Which player(s) hold(s) the record for the most century breaks in a single tournament?

All, or almost all, professional snooker players on the World Snooker Tour are capable of making a century break, so it stands to reason the more frames they play the more opportunities they have to do so. Thus, it should come as no surprise that the record for the most century breaks was set, and subsequently equalled, in the World Snooker Championship at the Crucible Theatre, Sheffield.

Since 1997, the flagship event has consisted of best-of-19-frame first-round matches, best-of-25-frame second-round and quarter-final matches, best-of-33-frame semi-final matches and a best-of-35-frame final, played over two days and four sessions. Hence, any player looking to lift the unmistakable World Championship trophy faces the prospect of playing a possible 137 frames over a 17-day period.

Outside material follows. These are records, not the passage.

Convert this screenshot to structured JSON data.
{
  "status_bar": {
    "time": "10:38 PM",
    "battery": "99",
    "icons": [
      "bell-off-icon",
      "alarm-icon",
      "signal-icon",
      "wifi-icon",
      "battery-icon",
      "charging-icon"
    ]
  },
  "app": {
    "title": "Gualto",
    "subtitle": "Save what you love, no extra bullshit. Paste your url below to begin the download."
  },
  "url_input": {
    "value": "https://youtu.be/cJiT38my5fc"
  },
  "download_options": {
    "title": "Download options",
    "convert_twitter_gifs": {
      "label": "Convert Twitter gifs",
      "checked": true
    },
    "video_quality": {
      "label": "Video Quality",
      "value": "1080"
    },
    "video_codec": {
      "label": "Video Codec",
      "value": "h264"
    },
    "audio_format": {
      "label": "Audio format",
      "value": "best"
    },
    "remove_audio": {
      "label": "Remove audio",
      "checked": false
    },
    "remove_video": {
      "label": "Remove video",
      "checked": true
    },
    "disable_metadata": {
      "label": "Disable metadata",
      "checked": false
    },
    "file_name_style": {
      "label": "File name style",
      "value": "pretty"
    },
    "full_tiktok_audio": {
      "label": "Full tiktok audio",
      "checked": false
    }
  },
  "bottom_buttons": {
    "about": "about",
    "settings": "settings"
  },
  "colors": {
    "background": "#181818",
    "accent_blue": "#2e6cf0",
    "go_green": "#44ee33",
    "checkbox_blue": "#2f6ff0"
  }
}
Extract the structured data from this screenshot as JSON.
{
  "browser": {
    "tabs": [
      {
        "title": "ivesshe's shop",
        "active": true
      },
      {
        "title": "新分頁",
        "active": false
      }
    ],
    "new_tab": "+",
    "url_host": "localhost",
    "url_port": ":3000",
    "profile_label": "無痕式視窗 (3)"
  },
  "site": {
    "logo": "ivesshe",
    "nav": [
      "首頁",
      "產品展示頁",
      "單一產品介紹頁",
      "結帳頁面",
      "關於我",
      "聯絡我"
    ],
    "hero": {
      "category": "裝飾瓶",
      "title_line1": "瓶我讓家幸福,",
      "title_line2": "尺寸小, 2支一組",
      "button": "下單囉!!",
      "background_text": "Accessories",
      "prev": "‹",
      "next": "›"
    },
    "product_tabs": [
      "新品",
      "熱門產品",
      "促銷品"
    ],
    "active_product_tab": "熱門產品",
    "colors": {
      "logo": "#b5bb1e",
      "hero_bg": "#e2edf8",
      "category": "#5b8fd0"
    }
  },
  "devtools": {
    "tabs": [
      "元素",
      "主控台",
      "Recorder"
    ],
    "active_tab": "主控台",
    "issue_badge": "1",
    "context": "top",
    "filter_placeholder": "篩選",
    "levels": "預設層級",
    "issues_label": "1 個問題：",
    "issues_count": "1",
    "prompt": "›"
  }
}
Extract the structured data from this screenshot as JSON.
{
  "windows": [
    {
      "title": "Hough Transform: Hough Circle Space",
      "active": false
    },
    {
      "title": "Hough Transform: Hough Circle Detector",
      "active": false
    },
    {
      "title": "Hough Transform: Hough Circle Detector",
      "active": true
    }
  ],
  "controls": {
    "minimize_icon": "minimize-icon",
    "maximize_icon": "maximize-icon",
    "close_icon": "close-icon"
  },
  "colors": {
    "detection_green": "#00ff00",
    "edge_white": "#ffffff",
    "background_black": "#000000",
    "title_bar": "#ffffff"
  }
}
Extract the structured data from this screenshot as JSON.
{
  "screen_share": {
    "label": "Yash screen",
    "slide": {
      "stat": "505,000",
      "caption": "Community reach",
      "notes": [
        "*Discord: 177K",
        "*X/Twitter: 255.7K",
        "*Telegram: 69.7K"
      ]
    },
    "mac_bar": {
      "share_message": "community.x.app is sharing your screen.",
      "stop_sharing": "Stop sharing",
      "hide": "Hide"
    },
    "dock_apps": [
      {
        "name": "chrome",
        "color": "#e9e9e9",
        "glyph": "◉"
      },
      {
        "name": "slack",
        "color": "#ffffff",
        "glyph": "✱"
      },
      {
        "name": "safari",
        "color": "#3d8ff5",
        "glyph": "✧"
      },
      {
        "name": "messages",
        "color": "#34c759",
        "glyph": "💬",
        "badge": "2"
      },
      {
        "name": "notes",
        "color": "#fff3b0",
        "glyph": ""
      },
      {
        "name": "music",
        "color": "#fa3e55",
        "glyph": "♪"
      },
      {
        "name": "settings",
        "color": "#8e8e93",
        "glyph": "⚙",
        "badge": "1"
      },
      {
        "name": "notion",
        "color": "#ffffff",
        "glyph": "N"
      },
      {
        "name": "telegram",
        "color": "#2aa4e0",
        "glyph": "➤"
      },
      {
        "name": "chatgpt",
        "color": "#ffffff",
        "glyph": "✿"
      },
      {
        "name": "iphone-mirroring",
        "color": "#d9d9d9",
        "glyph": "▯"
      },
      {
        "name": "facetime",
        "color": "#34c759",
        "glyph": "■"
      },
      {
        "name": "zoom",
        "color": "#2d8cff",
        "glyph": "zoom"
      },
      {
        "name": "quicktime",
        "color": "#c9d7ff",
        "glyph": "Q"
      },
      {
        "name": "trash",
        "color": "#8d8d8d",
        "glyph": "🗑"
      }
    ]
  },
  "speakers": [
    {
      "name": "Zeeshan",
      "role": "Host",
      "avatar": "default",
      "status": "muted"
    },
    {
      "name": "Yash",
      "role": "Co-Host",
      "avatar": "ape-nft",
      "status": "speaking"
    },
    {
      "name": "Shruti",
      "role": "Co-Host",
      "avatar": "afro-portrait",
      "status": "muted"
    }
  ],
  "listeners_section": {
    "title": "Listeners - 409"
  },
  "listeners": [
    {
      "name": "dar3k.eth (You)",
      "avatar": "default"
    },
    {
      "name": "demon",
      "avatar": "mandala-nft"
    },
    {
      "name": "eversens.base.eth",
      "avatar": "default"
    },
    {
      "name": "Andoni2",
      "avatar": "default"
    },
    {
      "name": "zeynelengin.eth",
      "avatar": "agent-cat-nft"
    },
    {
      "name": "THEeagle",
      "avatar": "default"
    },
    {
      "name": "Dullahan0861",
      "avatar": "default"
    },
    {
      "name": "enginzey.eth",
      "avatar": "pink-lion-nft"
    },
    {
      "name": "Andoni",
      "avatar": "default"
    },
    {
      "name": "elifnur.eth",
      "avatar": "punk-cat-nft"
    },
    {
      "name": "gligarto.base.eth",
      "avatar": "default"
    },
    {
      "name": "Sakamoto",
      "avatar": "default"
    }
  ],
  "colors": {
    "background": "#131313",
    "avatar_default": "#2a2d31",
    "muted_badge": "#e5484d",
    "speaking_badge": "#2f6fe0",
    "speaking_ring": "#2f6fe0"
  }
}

As far as centuries breaks are concerned, seven-time World Champion Stephen Hendry compiled 16 including five in a 17-13 semi-final victory over defending champion Ronnie O’Sullivan – on his way to his ninth, and last, appearance in a World Championship final in 2002. He eventually lost 18-17 to Peter Ebdon, despite making back-to-back centuries in frames five and six and, again, in frames 17 and 18.

Hendry held the record for the most century breaks in a single tournament, outright, for 20 years but, in 2022, three-time World Champion Mark Williams equalled his mark, despite only reaching the semi-final stages. In his own words, Williams ‘started off like a train’, compiling four centuries, including three in the first five frames, in his first-round match against fellow Welshman Michael White, which he won 10-3. He continued in similar vein in the second round, compiling six centuries in a 13-3 victory over another compatriot, his practice partner Jackson Page. He made just two centuries in his quarter-final against Yan Bingtao, which he won 13-11, but four more in a 17-16 semi-final defeat by Judd Trump was enough to equal the record.